I remember when I was a junior/intermediate developer. I was brave, cocky and loved taking risks. The less I knew, the more I was willing to stick my neck out. I’d do things just to prove it could be done; there were no shortages of challenges. But with more experience comes more caution and less risk aversion. This was especially true as I became more aware of the ramifications of my actions. I couldn’t fall back on ignorance and lack of experience as an excuse.
But when it came to thinking up new ideas for products, I couldn’t think outside the box. Nor could I think of anything new and original. For every idea I imagined, I already had an opinion. Either it was too simple, or would get done before I’d have the time to say “boo”. I always found something to demotivate me. I didn’t know how to come up with ideas. What problem could I solve that? What wrong was there in the world that required my particular brand of skill. The only thing I was becoming sure of was that I needed to put myself back in my shoes as a junior developer. Find something that would light that fire. I wanted to take a risk into the unknown.

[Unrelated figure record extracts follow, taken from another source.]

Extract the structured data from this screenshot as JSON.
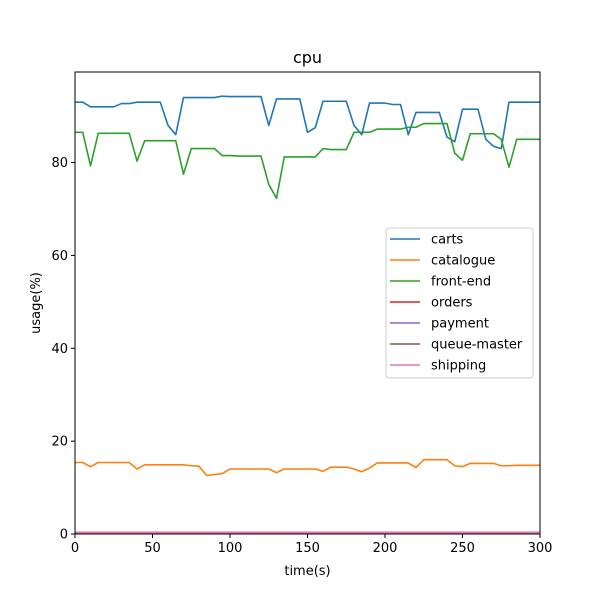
{
  "chart_data": {
    "type": "line",
    "title": "cpu",
    "xlabel": "time(s)",
    "ylabel": "usage(%)",
    "xlim": [
      0,
      300
    ],
    "ylim": [
      0,
      99.5
    ],
    "xticks": [
      0,
      50,
      100,
      150,
      200,
      250,
      300
    ],
    "yticks": [
      0,
      20,
      40,
      60,
      80
    ],
    "grid": false,
    "legend_position": "center-right",
    "x": [
      0,
      5,
      10,
      15,
      20,
      25,
      30,
      35,
      40,
      45,
      50,
      55,
      60,
      65,
      70,
      75,
      80,
      85,
      90,
      95,
      100,
      105,
      110,
      115,
      120,
      125,
      130,
      135,
      140,
      145,
      150,
      155,
      160,
      165,
      170,
      175,
      180,
      185,
      190,
      195,
      200,
      205,
      210,
      215,
      220,
      225,
      230,
      235,
      240,
      245,
      250,
      255,
      260,
      265,
      270,
      275,
      280,
      285,
      290,
      295,
      300
    ],
    "series": [
      {
        "name": "carts",
        "color": "#1f77b4",
        "values": [
          93,
          93,
          92,
          92,
          92,
          92,
          92.7,
          92.7,
          93,
          93,
          93,
          93,
          88,
          86,
          94,
          94,
          94,
          94,
          94,
          94.3,
          94.2,
          94.2,
          94.2,
          94.2,
          94.2,
          88,
          93.7,
          93.7,
          93.7,
          93.7,
          86.5,
          87.5,
          93.2,
          93.2,
          93.2,
          93.2,
          88,
          86,
          92.8,
          92.8,
          92.8,
          92.5,
          92.5,
          86,
          90.8,
          90.8,
          90.8,
          90.8,
          85.5,
          84.5,
          91.5,
          91.5,
          91.5,
          85,
          83.5,
          83,
          93,
          93,
          93,
          93,
          93
        ]
      },
      {
        "name": "catalogue",
        "color": "#ff7f0e",
        "values": [
          15.4,
          15.4,
          14.5,
          15.4,
          15.4,
          15.4,
          15.4,
          15.4,
          14,
          14.9,
          14.9,
          14.9,
          14.9,
          14.9,
          14.9,
          14.7,
          14.6,
          12.6,
          12.8,
          13,
          14,
          14,
          14,
          14,
          14,
          14,
          13.2,
          14,
          14,
          14,
          14,
          14,
          13.5,
          14.4,
          14.4,
          14.4,
          14,
          13.4,
          14.2,
          15.3,
          15.3,
          15.3,
          15.3,
          15.3,
          14.3,
          16,
          16,
          16,
          16,
          14.7,
          14.5,
          15.2,
          15.2,
          15.2,
          15.2,
          14.7,
          14.7,
          14.8,
          14.8,
          14.8,
          14.8
        ]
      },
      {
        "name": "front-end",
        "color": "#2ca02c",
        "values": [
          86.5,
          86.5,
          79.3,
          86.3,
          86.3,
          86.3,
          86.3,
          86.3,
          80.3,
          84.7,
          84.7,
          84.7,
          84.7,
          84.7,
          77.5,
          83,
          83,
          83,
          83,
          81.5,
          81.5,
          81.4,
          81.4,
          81.4,
          81.4,
          75.3,
          72.3,
          81.2,
          81.2,
          81.2,
          81.2,
          81.2,
          83,
          82.8,
          82.8,
          82.8,
          86.5,
          86.5,
          86.5,
          87.2,
          87.2,
          87.2,
          87.2,
          87.6,
          87.6,
          88.4,
          88.4,
          88.4,
          88.4,
          82,
          80.5,
          86.2,
          86.2,
          86.2,
          86.2,
          85,
          79,
          85,
          85,
          85,
          85
        ]
      },
      {
        "name": "orders",
        "color": "#d62728",
        "values": [
          0.3,
          0.3,
          0.3,
          0.3,
          0.3,
          0.3,
          0.3,
          0.3,
          0.3,
          0.3,
          0.3,
          0.3,
          0.3,
          0.3,
          0.3,
          0.3,
          0.3,
          0.3,
          0.3,
          0.3,
          0.3,
          0.3,
          0.3,
          0.3,
          0.3,
          0.3,
          0.3,
          0.3,
          0.3,
          0.3,
          0.3,
          0.3,
          0.3,
          0.3,
          0.3,
          0.3,
          0.3,
          0.3,
          0.3,
          0.3,
          0.3,
          0.3,
          0.3,
          0.3,
          0.3,
          0.3,
          0.3,
          0.3,
          0.3,
          0.3,
          0.3,
          0.3,
          0.3,
          0.3,
          0.3,
          0.3,
          0.3,
          0.3,
          0.3,
          0.3,
          0.3
        ]
      },
      {
        "name": "payment",
        "color": "#9467bd",
        "values": [
          0.3,
          0.3,
          0.3,
          0.3,
          0.3,
          0.3,
          0.3,
          0.3,
          0.3,
          0.3,
          0.3,
          0.3,
          0.3,
          0.3,
          0.3,
          0.3,
          0.3,
          0.3,
          0.3,
          0.3,
          0.3,
          0.3,
          0.3,
          0.3,
          0.3,
          0.3,
          0.3,
          0.3,
          0.3,
          0.3,
          0.3,
          0.3,
          0.3,
          0.3,
          0.3,
          0.3,
          0.3,
          0.3,
          0.3,
          0.3,
          0.3,
          0.3,
          0.3,
          0.3,
          0.3,
          0.3,
          0.3,
          0.3,
          0.3,
          0.3,
          0.3,
          0.3,
          0.3,
          0.3,
          0.3,
          0.3,
          0.3,
          0.3,
          0.3,
          0.3,
          0.3
        ]
      },
      {
        "name": "queue-master",
        "color": "#8c564b",
        "values": [
          0.3,
          0.3,
          0.3,
          0.3,
          0.3,
          0.3,
          0.3,
          0.3,
          0.3,
          0.3,
          0.3,
          0.3,
          0.3,
          0.3,
          0.3,
          0.3,
          0.3,
          0.3,
          0.3,
          0.3,
          0.3,
          0.3,
          0.3,
          0.3,
          0.3,
          0.3,
          0.3,
          0.3,
          0.3,
          0.3,
          0.3,
          0.3,
          0.3,
          0.3,
          0.3,
          0.3,
          0.3,
          0.3,
          0.3,
          0.3,
          0.3,
          0.3,
          0.3,
          0.3,
          0.3,
          0.3,
          0.3,
          0.3,
          0.3,
          0.3,
          0.3,
          0.3,
          0.3,
          0.3,
          0.3,
          0.3,
          0.3,
          0.3,
          0.3,
          0.3,
          0.3
        ]
      },
      {
        "name": "shipping",
        "color": "#e377c2",
        "values": [
          0.3,
          0.3,
          0.3,
          0.3,
          0.3,
          0.3,
          0.3,
          0.3,
          0.3,
          0.3,
          0.3,
          0.3,
          0.3,
          0.3,
          0.3,
          0.3,
          0.3,
          0.3,
          0.3,
          0.3,
          0.3,
          0.3,
          0.3,
          0.3,
          0.3,
          0.3,
          0.3,
          0.3,
          0.3,
          0.3,
          0.3,
          0.3,
          0.3,
          0.3,
          0.3,
          0.3,
          0.3,
          0.3,
          0.3,
          0.3,
          0.3,
          0.3,
          0.3,
          0.3,
          0.3,
          0.3,
          0.3,
          0.3,
          0.3,
          0.3,
          0.3,
          0.3,
          0.3,
          0.3,
          0.3,
          0.3,
          0.3,
          0.3,
          0.3,
          0.3,
          0.3
        ]
      }
    ]
  }
}
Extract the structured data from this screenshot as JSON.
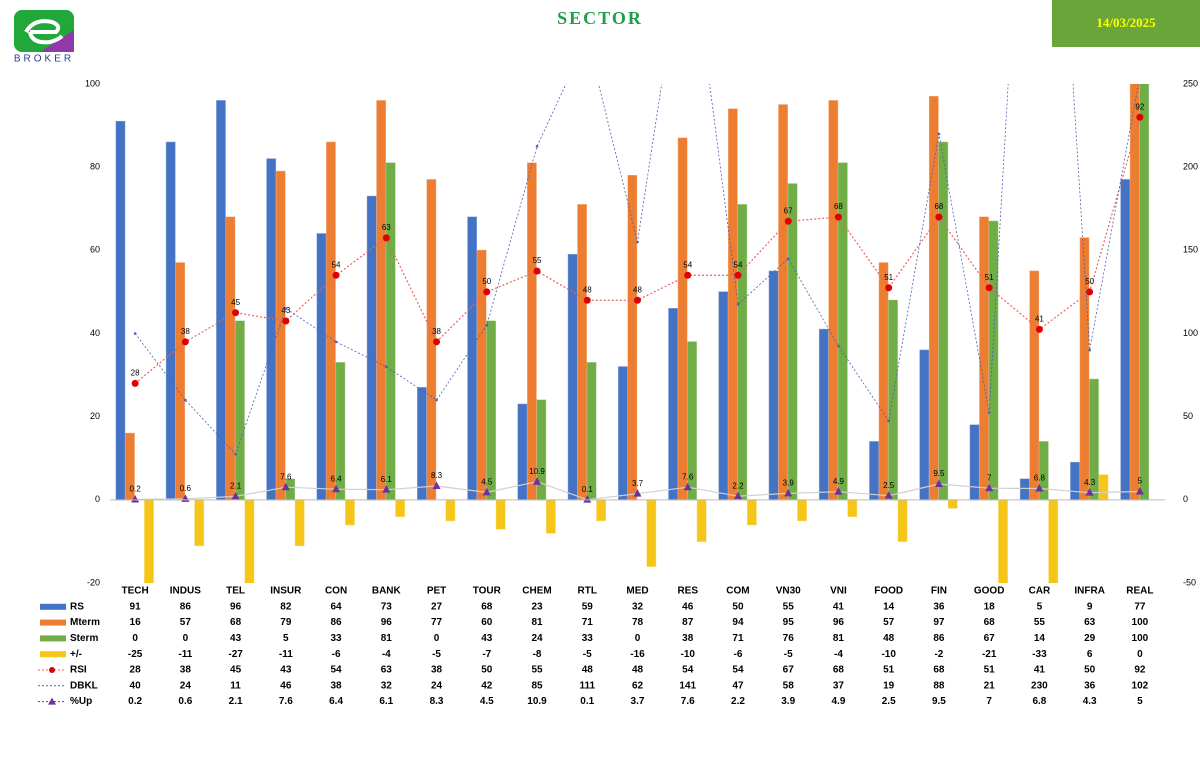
{
  "header": {
    "logo_text": "BROKER",
    "title": "SECTOR",
    "date": "14/03/2025"
  },
  "chart_data": {
    "type": "bar",
    "categories": [
      "TECH",
      "INDUS",
      "TEL",
      "INSUR",
      "CON",
      "BANK",
      "PET",
      "TOUR",
      "CHEM",
      "RTL",
      "MED",
      "RES",
      "COM",
      "VN30",
      "VNI",
      "FOOD",
      "FIN",
      "GOOD",
      "CAR",
      "INFRA",
      "REAL"
    ],
    "ylim": [
      -20,
      100
    ],
    "yticks": [
      -20,
      0,
      20,
      40,
      60,
      80,
      100
    ],
    "y2lim": [
      -50,
      250
    ],
    "y2ticks": [
      -50,
      0,
      50,
      100,
      150,
      200,
      250
    ],
    "grid": false,
    "series": [
      {
        "name": "RS",
        "type": "bar",
        "color": "#4472c4",
        "values": [
          91,
          86,
          96,
          82,
          64,
          73,
          27,
          68,
          23,
          59,
          32,
          46,
          50,
          55,
          41,
          14,
          36,
          18,
          5,
          9,
          77
        ]
      },
      {
        "name": "Mterm",
        "type": "bar",
        "color": "#ed7d31",
        "values": [
          16,
          57,
          68,
          79,
          86,
          96,
          77,
          60,
          81,
          71,
          78,
          87,
          94,
          95,
          96,
          57,
          97,
          68,
          55,
          63,
          100
        ]
      },
      {
        "name": "Sterm",
        "type": "bar",
        "color": "#70ad47",
        "values": [
          0,
          0,
          43,
          5,
          33,
          81,
          0,
          43,
          24,
          33,
          0,
          38,
          71,
          76,
          81,
          48,
          86,
          67,
          14,
          29,
          100
        ]
      },
      {
        "name": "+/-",
        "type": "bar",
        "color": "#f5c518",
        "values": [
          -25,
          -11,
          -27,
          -11,
          -6,
          -4,
          -5,
          -7,
          -8,
          -5,
          -16,
          -10,
          -6,
          -5,
          -4,
          -10,
          -2,
          -21,
          -33,
          6,
          0
        ]
      },
      {
        "name": "RSI",
        "type": "line",
        "color": "#e00000",
        "line_color": "#f06060",
        "marker": "circle",
        "labels": true,
        "values": [
          28,
          38,
          45,
          43,
          54,
          63,
          38,
          50,
          55,
          48,
          48,
          54,
          54,
          67,
          68,
          51,
          68,
          51,
          41,
          50,
          92
        ]
      },
      {
        "name": "DBKL",
        "type": "line",
        "color": "#4a5fb5",
        "line_color": "#4a5fb5",
        "marker": "dot",
        "labels": false,
        "values": [
          40,
          24,
          11,
          46,
          38,
          32,
          24,
          42,
          85,
          111,
          62,
          141,
          47,
          58,
          37,
          19,
          88,
          21,
          230,
          36,
          102
        ]
      },
      {
        "name": "%Up",
        "type": "line",
        "axis": "y2",
        "color": "#7030a0",
        "line_color": "#d0d0d0",
        "marker": "triangle",
        "labels": true,
        "values": [
          0.2,
          0.6,
          2.1,
          7.6,
          6.4,
          6.1,
          8.3,
          4.5,
          10.9,
          0.1,
          3.7,
          7.6,
          2.2,
          3.9,
          4.9,
          2.5,
          9.5,
          7,
          6.8,
          4.3,
          5
        ]
      }
    ]
  }
}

I don’t believe in pitfalls. I believe in taking risks and not doing the same thing twice.
– Guy Laliberte
Somehow, perhaps after having watched a TED Talk. Or maybe after reading an article in Fortune. I came up with something. It’s super simple. It’s simple enough that I can state it’s purpose in one sentence. It’s also in a field I know little about, but I think has potential. But because I know little about it, I can come at it with a fresh perspective. And because I know the high-level goal, today I have something aim for.
So to keep things not complicated, I decided to put a one year plan together. The purpose of the plan is this. 1) Develop the software platform keeping in mind the overarching goal. No specifics or details beyond something functional. 2) Once I have something working, do research in the idea. Breaking it down into chunks. Categorising everything as a go. 3) Normalise all the information and determine the best direction to go. 4) Once I know enough, develop the features that would best fit in the platform. 5) Develop the features in iterations.
At some during step 5, I’ll have to determine when I can release the platform in beta. It would have to be at some point when the features are still high level enough so users aren’t driven away by a rigid system. But still useful enough to drive users’ focus in the direction I want the platform to go.